For a visual explanation of the process of thermal conduction, see this video:
You can experiment with thermal conductivity yourself, with the Arbor Scientific Ice Melting Blocks, Thermal Conductivity Experiment Kit, or the Thermal Conductivity Experiment from Eisco Labs.
For some hands-on learning about heat transfer and other physical and chemical properties of matter, try Theodore Gray’s Completely Mad Science: Experiments You Can Do at Home but Probably Shouldn’t.
Heat Transfer Only Works in One Direction
It’s logical to wonder why, in the collision between substances of different temperatures, the colder particles can’t transfer some of their energy to the warmer particles.
We know that this doesn’t happen because when we drop ice cubes into a glass of water, the water always gets cooler and the ice always melts. If conduction could work in the reverse direction, sometimes the water would get warmer, and the ice would become even colder. But knowing that it doesn’t happen isn’t the same as knowing why it doesn’t happen.
This principle—that when two substances are in contact, heat will always flow from the warmer substance to the cooler substance—is called the Second Law of Thermodynamics.
The laws of thermodynamics tell us that something called entropy is at work in the universe. Entropy is a kind of measurement of randomness or disorder, and it can only stay the same or increase—it can never decrease. The Second Law of Thermodynamics tells us that heat will flow from warmer to cooler systems because of entropy—because warmer systems have more entropy.

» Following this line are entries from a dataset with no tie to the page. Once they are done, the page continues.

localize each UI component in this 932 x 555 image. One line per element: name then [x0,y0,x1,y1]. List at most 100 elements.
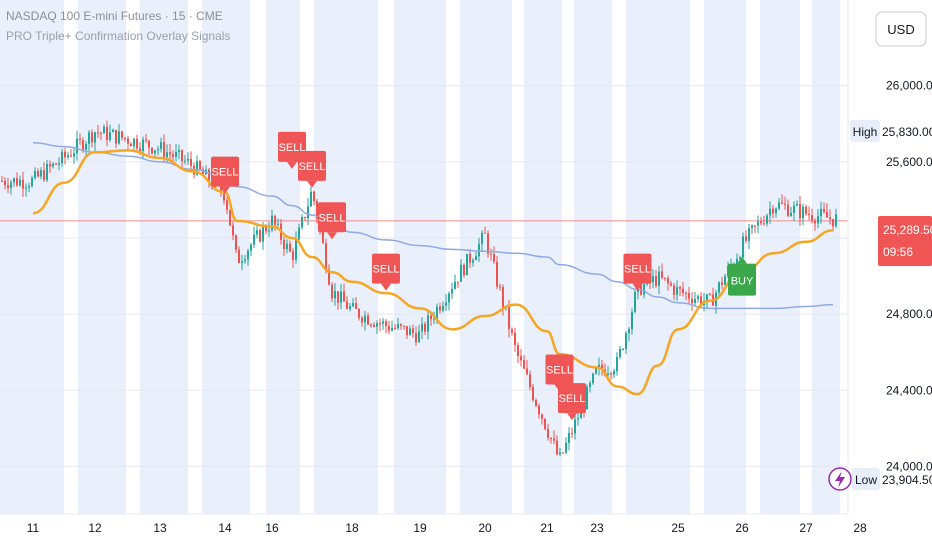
candle-body [550,437,552,439]
candle-body [310,191,312,207]
candle-body [421,323,423,332]
candle-body [538,405,540,415]
candle-body [277,223,279,225]
candle-body [658,271,660,286]
candle-body [781,202,783,204]
candle-body [574,419,576,434]
candle-body [61,151,63,164]
low-value: 23,904.50 [882,473,932,487]
candle-body [40,170,42,177]
session-band [140,0,188,514]
candle-body [490,253,492,255]
candle-body [823,208,825,212]
candle-body [811,215,813,221]
buy-signal-label: BUY [731,276,754,288]
candle-body [349,306,351,309]
candle-body [94,132,96,143]
candle-body [259,230,261,242]
sell-signal[interactable]: SELL [372,253,400,291]
candle-body [706,294,708,302]
candle-body [178,150,180,153]
candle-body [685,292,687,294]
candle-body [196,161,198,175]
candle-body [640,280,642,295]
time-tick-label: 11 [27,521,40,535]
candle-body [466,253,468,276]
signal-labels[interactable]: SELL SELL SELL SELL SELL SELL SELL SELL BUY [211,131,756,421]
candle-body [433,318,435,320]
sell-signal[interactable]: SELL [298,150,326,188]
candle-body [661,271,663,278]
candle-body [778,202,780,209]
candle-body [430,315,432,320]
candle-body [757,221,759,226]
sell-signal[interactable]: SELL [211,156,239,194]
candle-body [301,217,303,228]
candle-body [235,235,237,250]
candle-body [397,324,399,329]
candle-body [562,452,564,454]
candle-body [532,387,534,400]
candle-body [547,428,549,438]
sell-signal-label: SELL [624,264,651,276]
sell-signal-pointer [632,283,643,291]
candle-body [487,233,489,254]
candle-body [1,180,3,182]
candle-body [262,227,264,242]
candle-body [337,291,339,303]
candle-body [787,204,789,216]
candle-body [52,163,54,167]
candle-body [460,264,462,282]
candle-body [664,277,666,279]
sell-signal-box [372,253,400,284]
candle-body [322,229,324,244]
candle-body [142,139,144,152]
sell-signal[interactable]: SELL [545,354,574,392]
session-band [574,0,612,514]
currency-button[interactable] [875,11,927,47]
candle-body [709,294,711,296]
candle-body [817,216,819,224]
candle-body [184,160,186,162]
candle-body [298,227,300,240]
slow-moving-average-line [32,142,834,310]
candle-body [427,315,429,332]
candle-body [403,325,405,327]
candle-body [385,321,387,327]
sell-signal[interactable]: SELL [558,383,586,421]
candle-body [223,192,225,201]
candle-body [544,418,546,429]
candle-body [79,138,81,141]
buy-signal[interactable]: BUY [728,256,756,296]
candle-body [274,215,276,225]
candle-body [304,217,306,219]
candle-body [643,284,645,295]
sell-signal-label: SELL [373,264,400,276]
candle-body [97,132,99,134]
sell-signal[interactable]: SELL [623,253,652,291]
candle-body [34,171,36,178]
candle-body [829,217,831,219]
candle-body [520,356,522,361]
candle-body [103,126,105,134]
candle-body [667,278,669,284]
candle-body [46,163,48,180]
candle-body [820,208,822,217]
candle-body [346,301,348,309]
session-bands [0,0,840,514]
candle-body [28,186,30,188]
candle-body [592,373,594,384]
candle-body [127,138,129,144]
candle-body [679,287,681,289]
candle-body [169,152,171,155]
candle-body [55,163,57,165]
currency-button-label: USD [887,22,914,37]
candle-body [451,288,453,294]
time-tick-label: 20 [478,521,492,535]
candle-body [571,433,573,435]
candle-body [16,178,18,186]
candle-body [796,204,798,206]
sell-signal[interactable]: SELL [318,202,346,240]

Whenever two substances touch, the Second Law of Thermodynamics says that heat will flow from the warmer substance to the cooler substance. This happens because the faster-moving particles in the warmer substance collide with the slower-moving particles in the cooler substance.
The collision causes energy to be transferred from the particles of the warmer substance to the particles of the cooler substance. This collision resulting in heat transfer is called conduction.